Reputation: 25
I have a simple class called Pair
that implements org.apache.hadoop.io.Writable
. It contains two fields and is used as a Value in the MapReduce process.
For each key, I want to find the pair with the largest value of one of Pair's fields (preco). In the reducer the following code produces the expected result:
float max = 0;
String country = "";
for (Pair p : values){
if (p.getPreco().get() > max)
{
max = p.getPreco().get();
country = p.getPais().toString();
}
}
context.write(key, new Pair(new FloatWritable(max), new Text(country)));
The following code, on the other hand, does not:
Pair max = new Pair();
for (Pair p : values)
if (p.getPreco().get() > max.getPreco().get())
max = p;
context.write(key, max);
The second code produces, for each key, the last value that is associated to it in the input file and not the highest value.

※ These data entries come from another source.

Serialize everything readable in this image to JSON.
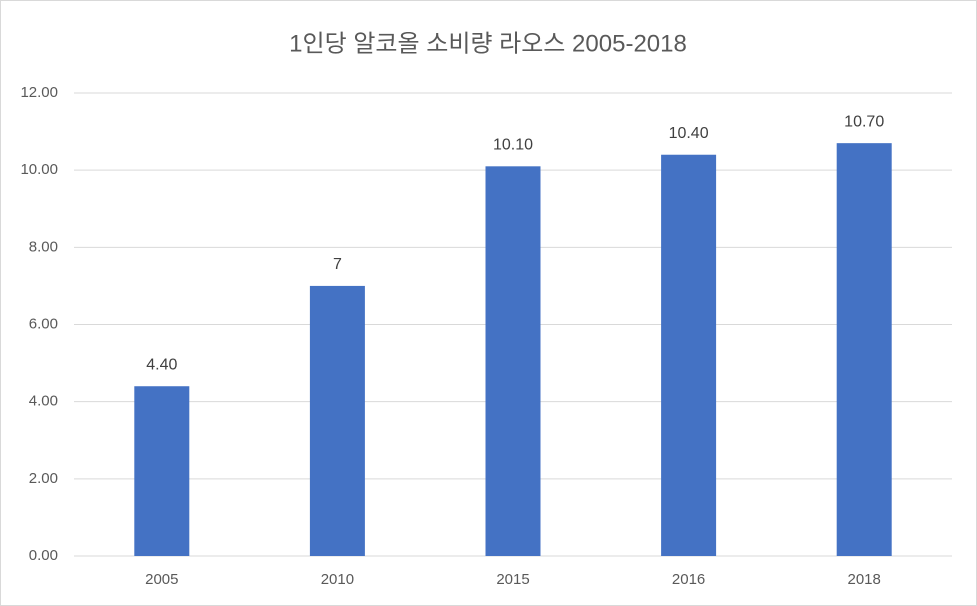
{
  "chart_data": {
    "type": "bar",
    "title": "1인당 알코올 소비량 라오스 2005-2018",
    "categories": [
      "2005",
      "2010",
      "2015",
      "2016",
      "2018"
    ],
    "values": [
      4.4,
      7,
      10.1,
      10.4,
      10.7
    ],
    "value_labels": [
      "4.40",
      "7",
      "10.10",
      "10.40",
      "10.70"
    ],
    "color": "#4472c4",
    "ylim": [
      0,
      12
    ],
    "yticks": [
      {
        "value": 0,
        "label": "0.00"
      },
      {
        "value": 2,
        "label": "2.00"
      },
      {
        "value": 4,
        "label": "4.00"
      },
      {
        "value": 6,
        "label": "6.00"
      },
      {
        "value": 8,
        "label": "8.00"
      },
      {
        "value": 10,
        "label": "10.00"
      },
      {
        "value": 12,
        "label": "12.00"
      }
    ],
    "grid": true
  }
}
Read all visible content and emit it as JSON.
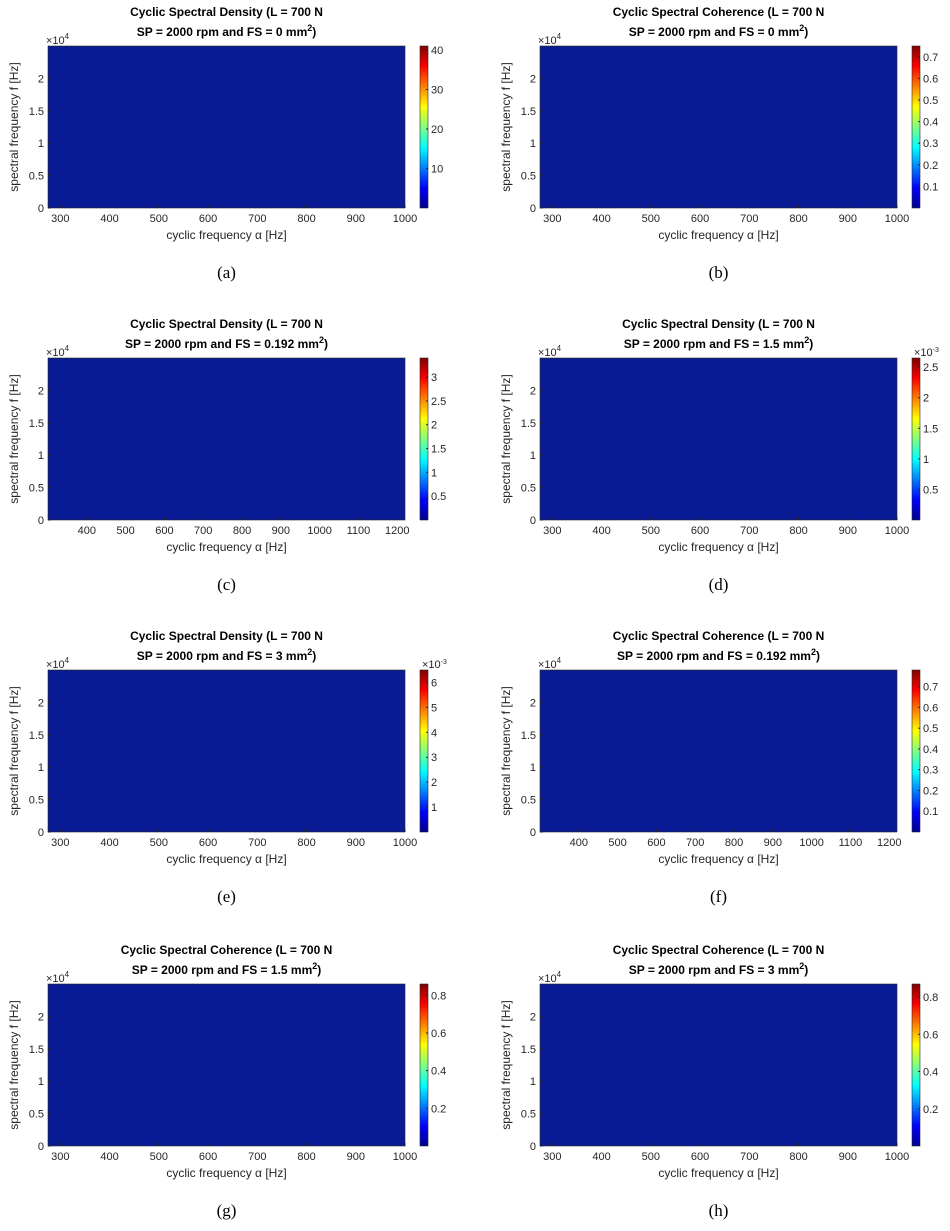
{
  "chart_data": [
    {
      "type": "heatmap",
      "title": "Cyclic Spectral Density (L = 700 N",
      "subtitle": "SP = 2000 rpm and FS = 0 mm",
      "subtitle_sup": "2",
      "subtitle_end": ")",
      "caption": "(a)",
      "xlabel": "cyclic frequency α [Hz]",
      "ylabel": "spectral frequency f [Hz]",
      "xlim": [
        275,
        1000
      ],
      "xticks": [
        300,
        400,
        500,
        600,
        700,
        800,
        900,
        1000
      ],
      "ylim": [
        0,
        25000
      ],
      "yticks": [
        {
          "value": 0,
          "label": "0"
        },
        {
          "value": 5000,
          "label": "0.5"
        },
        {
          "value": 10000,
          "label": "1"
        },
        {
          "value": 15000,
          "label": "1.5"
        },
        {
          "value": 20000,
          "label": "2"
        }
      ],
      "y_exponent": {
        "base": "×10",
        "power": "4"
      },
      "clim": [
        0,
        41
      ],
      "cticks": [
        10,
        20,
        30,
        40
      ],
      "colormap": "jet"
    },
    {
      "type": "heatmap",
      "title": "Cyclic Spectral Coherence (L = 700 N",
      "subtitle": "SP = 2000 rpm and FS = 0 mm",
      "subtitle_sup": "2",
      "subtitle_end": ")",
      "caption": "(b)",
      "xlabel": "cyclic frequency α [Hz]",
      "ylabel": "spectral frequency f [Hz]",
      "xlim": [
        275,
        1000
      ],
      "xticks": [
        300,
        400,
        500,
        600,
        700,
        800,
        900,
        1000
      ],
      "ylim": [
        0,
        25000
      ],
      "yticks": [
        {
          "value": 0,
          "label": "0"
        },
        {
          "value": 5000,
          "label": "0.5"
        },
        {
          "value": 10000,
          "label": "1"
        },
        {
          "value": 15000,
          "label": "1.5"
        },
        {
          "value": 20000,
          "label": "2"
        }
      ],
      "y_exponent": {
        "base": "×10",
        "power": "4"
      },
      "clim": [
        0,
        0.75
      ],
      "cticks": [
        0.1,
        0.2,
        0.3,
        0.4,
        0.5,
        0.6,
        0.7
      ],
      "colormap": "jet"
    },
    {
      "type": "heatmap",
      "title": "Cyclic Spectral Density (L = 700 N",
      "subtitle": "SP = 2000 rpm and FS = 0.192 mm",
      "subtitle_sup": "2",
      "subtitle_end": ")",
      "caption": "(c)",
      "xlabel": "cyclic frequency α [Hz]",
      "ylabel": "spectral frequency f [Hz]",
      "xlim": [
        300,
        1220
      ],
      "xticks": [
        400,
        500,
        600,
        700,
        800,
        900,
        1000,
        1100,
        1200
      ],
      "ylim": [
        0,
        25000
      ],
      "yticks": [
        {
          "value": 0,
          "label": "0"
        },
        {
          "value": 5000,
          "label": "0.5"
        },
        {
          "value": 10000,
          "label": "1"
        },
        {
          "value": 15000,
          "label": "1.5"
        },
        {
          "value": 20000,
          "label": "2"
        }
      ],
      "y_exponent": {
        "base": "×10",
        "power": "4"
      },
      "clim": [
        0,
        3.4
      ],
      "cticks": [
        0.5,
        1,
        1.5,
        2,
        2.5,
        3
      ],
      "colormap": "jet"
    },
    {
      "type": "heatmap",
      "title": "Cyclic Spectral Density (L = 700 N",
      "subtitle": "SP = 2000 rpm and FS = 1.5 mm",
      "subtitle_sup": "2",
      "subtitle_end": ")",
      "caption": "(d)",
      "xlabel": "cyclic frequency α [Hz]",
      "ylabel": "spectral frequency f [Hz]",
      "xlim": [
        275,
        1000
      ],
      "xticks": [
        300,
        400,
        500,
        600,
        700,
        800,
        900,
        1000
      ],
      "ylim": [
        0,
        25000
      ],
      "yticks": [
        {
          "value": 0,
          "label": "0"
        },
        {
          "value": 5000,
          "label": "0.5"
        },
        {
          "value": 10000,
          "label": "1"
        },
        {
          "value": 15000,
          "label": "1.5"
        },
        {
          "value": 20000,
          "label": "2"
        }
      ],
      "y_exponent": {
        "base": "×10",
        "power": "4"
      },
      "clim": [
        0,
        0.00265
      ],
      "cticks": [
        {
          "value": 0.0005,
          "label": "0.5"
        },
        {
          "value": 0.001,
          "label": "1"
        },
        {
          "value": 0.0015,
          "label": "1.5"
        },
        {
          "value": 0.002,
          "label": "2"
        },
        {
          "value": 0.0025,
          "label": "2.5"
        }
      ],
      "c_exponent": {
        "base": "×10",
        "power": "-3"
      },
      "colormap": "jet"
    },
    {
      "type": "heatmap",
      "title": "Cyclic Spectral Density (L = 700 N",
      "subtitle": "SP = 2000 rpm and FS = 3 mm",
      "subtitle_sup": "2",
      "subtitle_end": ")",
      "caption": "(e)",
      "xlabel": "cyclic frequency α [Hz]",
      "ylabel": "spectral frequency f [Hz]",
      "xlim": [
        275,
        1000
      ],
      "xticks": [
        300,
        400,
        500,
        600,
        700,
        800,
        900,
        1000
      ],
      "ylim": [
        0,
        25000
      ],
      "yticks": [
        {
          "value": 0,
          "label": "0"
        },
        {
          "value": 5000,
          "label": "0.5"
        },
        {
          "value": 10000,
          "label": "1"
        },
        {
          "value": 15000,
          "label": "1.5"
        },
        {
          "value": 20000,
          "label": "2"
        }
      ],
      "y_exponent": {
        "base": "×10",
        "power": "4"
      },
      "clim": [
        0,
        0.0065
      ],
      "cticks": [
        {
          "value": 0.001,
          "label": "1"
        },
        {
          "value": 0.002,
          "label": "2"
        },
        {
          "value": 0.003,
          "label": "3"
        },
        {
          "value": 0.004,
          "label": "4"
        },
        {
          "value": 0.005,
          "label": "5"
        },
        {
          "value": 0.006,
          "label": "6"
        }
      ],
      "c_exponent": {
        "base": "×10",
        "power": "-3"
      },
      "colormap": "jet"
    },
    {
      "type": "heatmap",
      "title": "Cyclic Spectral Coherence (L = 700 N",
      "subtitle": "SP = 2000 rpm and FS = 0.192 mm",
      "subtitle_sup": "2",
      "subtitle_end": ")",
      "caption": "(f)",
      "xlabel": "cyclic frequency α [Hz]",
      "ylabel": "spectral frequency f [Hz]",
      "xlim": [
        300,
        1220
      ],
      "xticks": [
        400,
        500,
        600,
        700,
        800,
        900,
        1000,
        1100,
        1200
      ],
      "ylim": [
        0,
        25000
      ],
      "yticks": [
        {
          "value": 0,
          "label": "0"
        },
        {
          "value": 5000,
          "label": "0.5"
        },
        {
          "value": 10000,
          "label": "1"
        },
        {
          "value": 15000,
          "label": "1.5"
        },
        {
          "value": 20000,
          "label": "2"
        }
      ],
      "y_exponent": {
        "base": "×10",
        "power": "4"
      },
      "clim": [
        0,
        0.78
      ],
      "cticks": [
        0.1,
        0.2,
        0.3,
        0.4,
        0.5,
        0.6,
        0.7
      ],
      "colormap": "jet"
    },
    {
      "type": "heatmap",
      "title": "Cyclic Spectral Coherence (L = 700 N",
      "subtitle": "SP = 2000 rpm and FS = 1.5 mm",
      "subtitle_sup": "2",
      "subtitle_end": ")",
      "caption": "(g)",
      "xlabel": "cyclic frequency α [Hz]",
      "ylabel": "spectral frequency f [Hz]",
      "xlim": [
        275,
        1000
      ],
      "xticks": [
        300,
        400,
        500,
        600,
        700,
        800,
        900,
        1000
      ],
      "ylim": [
        0,
        25000
      ],
      "yticks": [
        {
          "value": 0,
          "label": "0"
        },
        {
          "value": 5000,
          "label": "0.5"
        },
        {
          "value": 10000,
          "label": "1"
        },
        {
          "value": 15000,
          "label": "1.5"
        },
        {
          "value": 20000,
          "label": "2"
        }
      ],
      "y_exponent": {
        "base": "×10",
        "power": "4"
      },
      "clim": [
        0,
        0.86
      ],
      "cticks": [
        0.2,
        0.4,
        0.6,
        0.8
      ],
      "colormap": "jet"
    },
    {
      "type": "heatmap",
      "title": "Cyclic Spectral Coherence (L = 700 N",
      "subtitle": "SP = 2000 rpm and FS = 3 mm",
      "subtitle_sup": "2",
      "subtitle_end": ")",
      "caption": "(h)",
      "xlabel": "cyclic frequency α [Hz]",
      "ylabel": "spectral frequency f [Hz]",
      "xlim": [
        275,
        1000
      ],
      "xticks": [
        300,
        400,
        500,
        600,
        700,
        800,
        900,
        1000
      ],
      "ylim": [
        0,
        25000
      ],
      "yticks": [
        {
          "value": 0,
          "label": "0"
        },
        {
          "value": 5000,
          "label": "0.5"
        },
        {
          "value": 10000,
          "label": "1"
        },
        {
          "value": 15000,
          "label": "1.5"
        },
        {
          "value": 20000,
          "label": "2"
        }
      ],
      "y_exponent": {
        "base": "×10",
        "power": "4"
      },
      "clim": [
        0,
        0.87
      ],
      "cticks": [
        0.2,
        0.4,
        0.6,
        0.8
      ],
      "colormap": "jet"
    }
  ]
}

Is there a reason for this apparently strange behavior?
Upvotes: 1
Views: 51
Reputation: 13927
You have this problem because the reducer is reusing objects, so its iterator over the values is always passing you the same object. Thus this code:
max = p;
Will always refer the current value of p
. You need to copy the the data into max
for this to work properly and not reference the object. This is why the first version of your code is working.
Usually in Hadoop I would implement a .set()
method on a custom writable, this is a common pattern you will see. So your Pair
class might look a bit like (its missing the interface methods etc):
public class Pair implements Writable {
public FloatWritable max = new FloatWritable();
public Text country = new Text();
public void set(Pair p) {
this.max.set(p.max.get());
this.country.set(p.country);
}
}
And you would change your code to:
Pair max = new Pair();
for (Pair p : values) {
if (p.max().get() > max.max.get()) {
max.set(p);
}
}
context.write(key, max);
I haven't created getters
in Pair
so the code is changed slightly to directly access the public class variables.
Upvotes: 1